Jerwood Gallery Rachael Howard Activity

I thought I’d share my planning for an activity I’m running based on the Rachael Howard show at The Jerwood Gallery. I’m doing this activity with an individual group, so you can’t come I’m afraid!  But you don’t need much stuff…you might like to go along and try it with your kids over the Summer.

There’s always the challenge in gallery education of not being able to make a mess in galleries…no paint, scissors, glue etc is allowed for obvious reasons. It’s basically pencil and paper. Rachael’s paintings are full of gesture, dribbling paint, mixed media etc so it’s tricky to find a way of emulating her approach in the gallery.  I reckon the plan I’ve got here is about enjoying the pictures and taking as gestural approach as possible in the gallery by working biggish with pencil.
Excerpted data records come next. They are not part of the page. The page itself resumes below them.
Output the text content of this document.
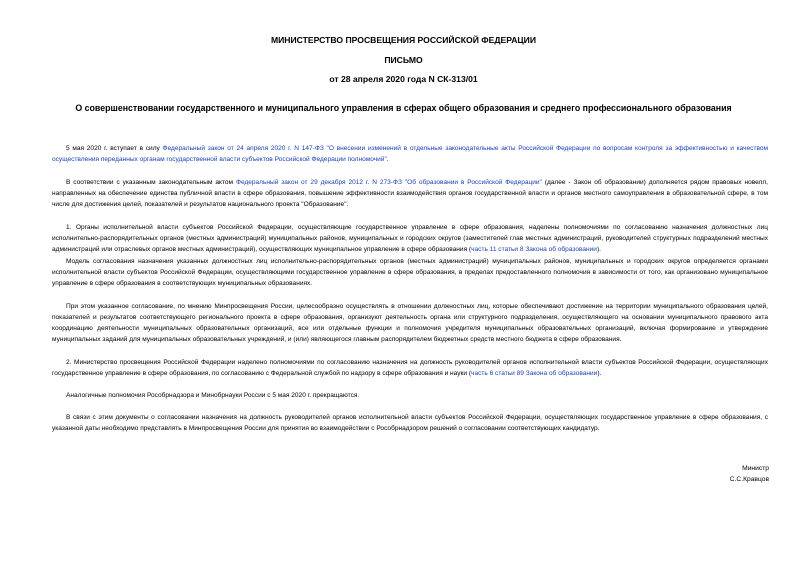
МИНИСТЕРСТВО ПРОСВЕЩЕНИЯ РОССИЙСКОЙ ФЕДЕРАЦИИ
ПИСЬМО
от 28 апреля 2020 года N СК-313/01
О совершенствовании государственного и муниципального управления в сферах общего образования и среднего профессионального образования

5 мая 2020 г. вступает в силу Федеральный закон от 24 апреля 2020 г. N 147-ФЗ "О внесении изменений в отдельные законодательные акты Российской Федерации по вопросам контроля за эффективностью и качеством осуществления переданных органам государственной власти субъектов Российской Федерации полномочий".

В соответствии с указанным законодательным актом Федеральный закон от 29 декабря 2012 г. N 273-ФЗ "Об образовании в Российской Федерации" (далее - Закон об образовании) дополняется рядом правовых новелл, направленных на обеспечение единства публичной власти в сфере образования, повышение эффективности взаимодействия органов государственной власти и органов местного самоуправления в образовательной сфере, в том числе для достижения целей, показателей и результатов национального проекта "Образование".

1. Органы исполнительной власти субъектов Российской Федерации, осуществляющие государственное управление в сфере образования, наделены полномочиями по согласованию назначения должностных лиц исполнительно-распорядительных органов (местных администраций) муниципальных районов, муниципальных и городских округов (заместителей глав местных администраций, руководителей структурных подразделений местных администраций или отраслевых органов местных администраций), осуществляющих муниципальное управление в сфере образования (часть 11 статьи 8 Закона об образовании).

Модель согласования назначения указанных должностных лиц исполнительно-распорядительных органов (местных администраций) муниципальных районов, муниципальных и городских округов определяется органами исполнительной власти субъектов Российской Федерации, осуществляющими государственное управление в сфере образования, в пределах предоставленного полномочия в зависимости от того, как организовано муниципальное управление в сфере образования в соответствующих муниципальных образованиях.

При этом указанное согласование, по мнению Минпросвещения России, целесообразно осуществлять в отношении должностных лиц, которые обеспечивают достижение на территории муниципального образования целей, показателей и результатов соответствующего регионального проекта в сфере образования, организуют деятельность органа или структурного подразделения, осуществляющего на основании муниципального правового акта координацию деятельности муниципальных образовательных организаций, все или отдельные функции и полномочия учредителя муниципальных образовательных организаций, включая формирование и утверждение муниципальных заданий для муниципальных образовательных учреждений, и (или) являющегося главным распорядителем бюджетных средств местного бюджета в сфере образования.

2. Министерство просвещения Российской Федерации наделено полномочиями по согласованию назначения на должность руководителей органов исполнительной власти субъектов Российской Федерации, осуществляющих государственное управление в сфере образования, по согласованию с Федеральной службой по надзору в сфере образования и науки (часть 6 статьи 89 Закона об образовании).

Аналогичные полномочия Рособрнадзора и Минобрнауки России с 5 мая 2020 г. прекращаются.

В связи с этим документы о согласовании назначения на должность руководителей органов исполнительной власти субъектов Российской Федерации, осуществляющих государственное управление в сфере образования, с указанной даты необходимо представлять в Минпросвещения России для принятия во взаимодействии с Рособрнадзором решений о согласовании соответствующих кандидатур.

Министр
С.С.Кравцов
The work produced can be taken home and painted on, cut up, glued on and messed about with, where large scale gestural painting is surely a must for everyone’s Summer holiday.
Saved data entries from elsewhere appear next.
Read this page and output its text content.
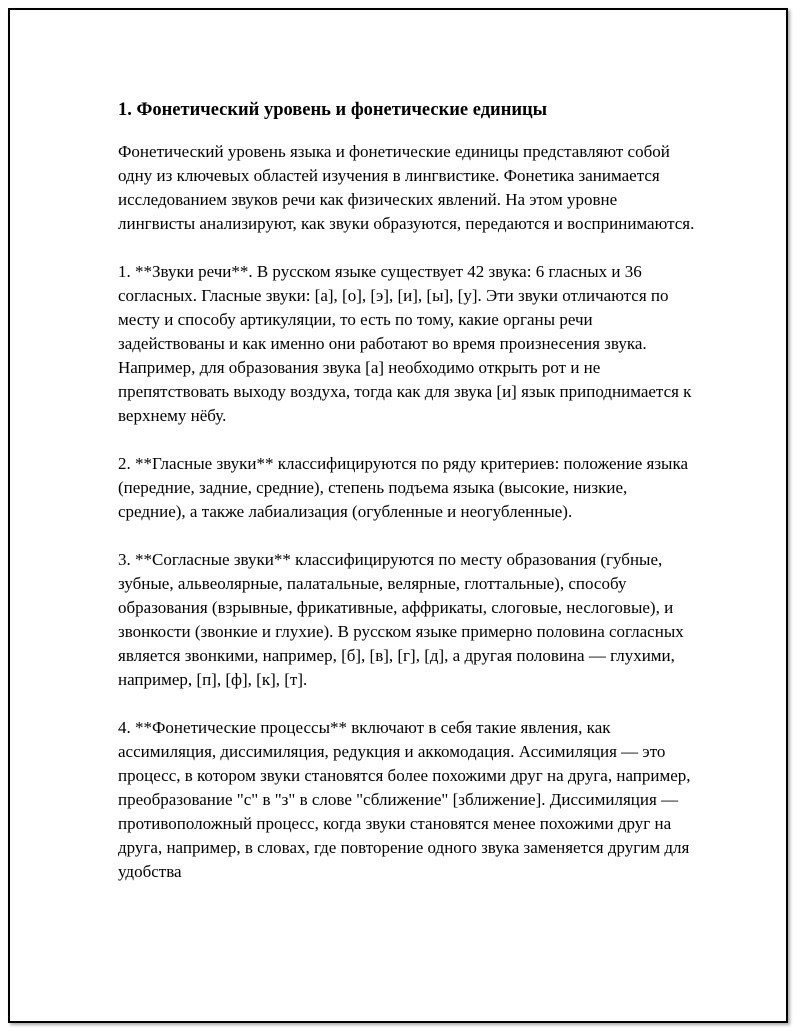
1. Фонетический уровень и фонетические единицы

Фонетический уровень языка и фонетические единицы представляют собой одну из ключевых областей изучения в лингвистике. Фонетика занимается исследованием звуков речи как физических явлений. На этом уровне лингвисты анализируют, как звуки образуются, передаются и воспринимаются.

1. **Звуки речи**. В русском языке существует 42 звука: 6 гласных и 36 согласных. Гласные звуки: [а], [о], [э], [и], [ы], [у]. Эти звуки отличаются по месту и способу артикуляции, то есть по тому, какие органы речи задействованы и как именно они работают во время произнесения звука. Например, для образования звука [а] необходимо открыть рот и не препятствовать выходу воздуха, тогда как для звука [и] язык приподнимается к верхнему нёбу.

2. **Гласные звуки** классифицируются по ряду критериев: положение языка (передние, задние, средние), степень подъема языка (высокие, низкие, средние), а также лабиализация (огубленные и неогубленные).

3. **Согласные звуки** классифицируются по месту образования (губные, зубные, альвеолярные, палатальные, велярные, глоттальные), способу образования (взрывные, фрикативные, аффрикаты, слоговые, неслоговые), и звонкости (звонкие и глухие). В русском языке примерно половина согласных является звонкими, например, [б], [в], [г], [д], а другая половина — глухими, например, [п], [ф], [к], [т].

4. **Фонетические процессы** включают в себя такие явления, как ассимиляция, диссимиляция, редукция и аккомодация. Ассимиляция — это процесс, в котором звуки становятся более похожими друг на друга, например, преобразование "с" в "з" в слове "сближение" [зближение]. Диссимиляция — противоположный процесс, когда звуки становятся менее похожими друг на друга, например, в словах, где повторение одного звука заменяется другим для удобства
Materials: ready cut A2 ish pieces of patterned wallpaper,  plain paper, big dark pencils, various objects to draw round.

  1. Choose a picture. Look at it for a while, let it work its magic on you
  2. Have an open chat about the picture…whatever any one thinks is of course fine, there’s no wrong answer, the experience of paintings like these is very subjective
  3. make a collection of words that come out of this chat. Jot them down. I’ll do this with the group and get people to share the words together
  4. Use visual ingredients in Rachael’s work to make  images that use the words as a starting point. The designs might  include the actual words. They might illustrate the words quite directly or use them in an abstract/ ironic/ surprising way. You might use just one, two or several of the words. The image could include any visual elements in Rachael’s work, perhaps: start with a horizon line, vertical and horizontal repeated lines that could vary distort and degrade, drawing on top of the wall paper, drawing on the plain paper, using repeated patterns by drawing round the objects, along with more spontaneous gestural marks. I think the use of the words give it a bit of an anchor and starting point but you might choose not to.
  5. People can make as many or as few images as they like and work on more than one at the same time. Some images will work beautifully in a couple of minutes, others will take the whole session. Some will be very layered others will have just a few marks.  The idea is to enjoy experimenting intuitively with the language of marks, pattern and space and how these elements can be used to communicate.The children will be encouraged to make judgements about the moment the image ‘works’. A totally subjective decision!